🤖 AI Summary
This work addresses the privacy risks inherent in multi-robot cooperative localization in GPS-denied environments, where sharing explicit position information may lead to sensitive data leakage. The authors propose a decentralized cooperative localization framework that leverages semidefinite programming (SDP) to compute the maximum-volume inscribed ellipsoid (MVE), achieving global spatial consistency across the network by exchanging only dual variables—without transmitting explicit positional coordinates. Departing from conventional privacy-preserving strategies such as noise injection or encryption, the method establishes a privacy mechanism grounded in a bounded noise model and introduces intersection plane constraints derived from landmark measurements, combined with a local linear matrix inequality (LMI) decomposition technique. Extensive 3D Monte Carlo simulations demonstrate that the proposed approach not only preserves privacy but also achieves higher localization accuracy than existing SDP-based methods, while exhibiting strong scalability and suitability for parallel computation.
📝 Abstract
Cooperative localization using range-based measurements is critical for multi-robot systems operating in GPS-denied and unstructured environments. However, traditional cooperative approaches require sharing explicit spatial coordinates across the network, presenting a severe security vulnerability in privacy-sensitive missions. While recent literature has explored privacy-preserving alternatives, these methods typically rely on accuracy-degrading noise injection or computationally prohibitive cryptographic protocols. To overcome these limitations, we propose a novel, natively privacy-preserving Decentralized Cooperative Localization (DCL) framework based on convex optimization.
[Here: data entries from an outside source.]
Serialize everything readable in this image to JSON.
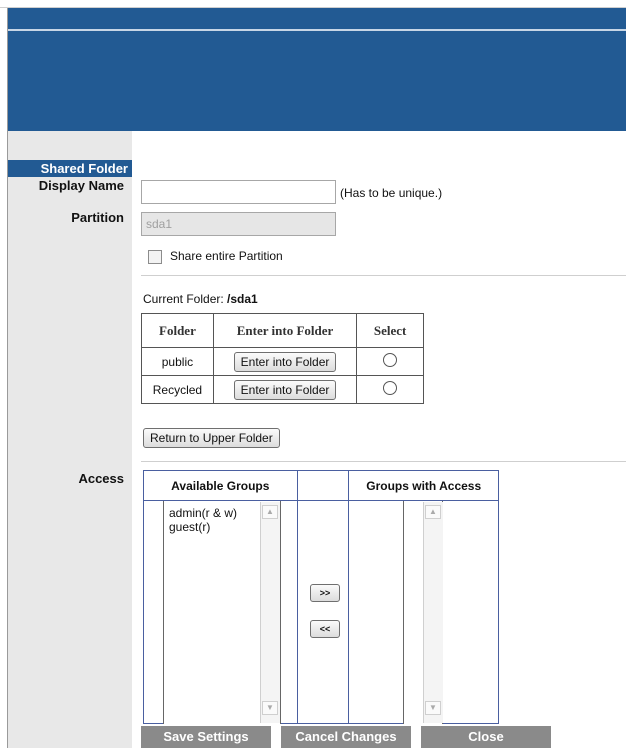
{
  "page": {
    "section_title": "Shared Folder",
    "labels": {
      "display_name": "Display Name",
      "partition": "Partition",
      "access": "Access"
    },
    "display_name": {
      "value": "",
      "hint": "(Has to be unique.)"
    },
    "partition": {
      "value": "sda1",
      "share_entire_label": "Share entire Partition",
      "share_entire_checked": false
    },
    "current_folder": {
      "label": "Current Folder:",
      "path": "/sda1"
    },
    "folders_table": {
      "headers": [
        "Folder",
        "Enter into Folder",
        "Select"
      ],
      "rows": [
        {
          "folder": "public",
          "button": "Enter into Folder"
        },
        {
          "folder": "Recycled",
          "button": "Enter into Folder"
        }
      ]
    },
    "return_button": "Return to Upper Folder",
    "access": {
      "available_header": "Available Groups",
      "with_access_header": "Groups with Access",
      "available_groups": [
        "admin(r & w)",
        "guest(r)"
      ],
      "groups_with_access": [],
      "add_button": ">>",
      "remove_button": "<<"
    },
    "buttons": {
      "save": "Save Settings",
      "cancel": "Cancel Changes",
      "close": "Close"
    }
  },
  "colors": {
    "banner": "#225a93",
    "sidebar": "#e8e8e8",
    "bottom_button": "#8a8a8a"
  }
}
Discarding probabilistic noise models, we assume strictly bounded measurement noise and formulate the localization problem via Semi-Definite Programming (SDP) to compute a Maximum-Volume Inscribed Ellipsoid (MVE). Our approach introduces novel intersection-plane constraints derived from landmark measurements to significantly tighten individual spatial bounds. To incorporate inter-robot range measurements securely, we uniquely decompose coupling constraints into localized Linear Matrix Inequalities (LMIs). Agents achieve fleet-wide spatial consensus by iteratively exchanging only abstract dual variables, completely avoiding the transmission of explicit primal position estimates. Extensive 3D Monte Carlo simulations demonstrate that our DCL framework outperforms existing SDP-based localization method in accuracy, while guaranteeing operational privacy and maintaining highly scalable, parallelizable computation.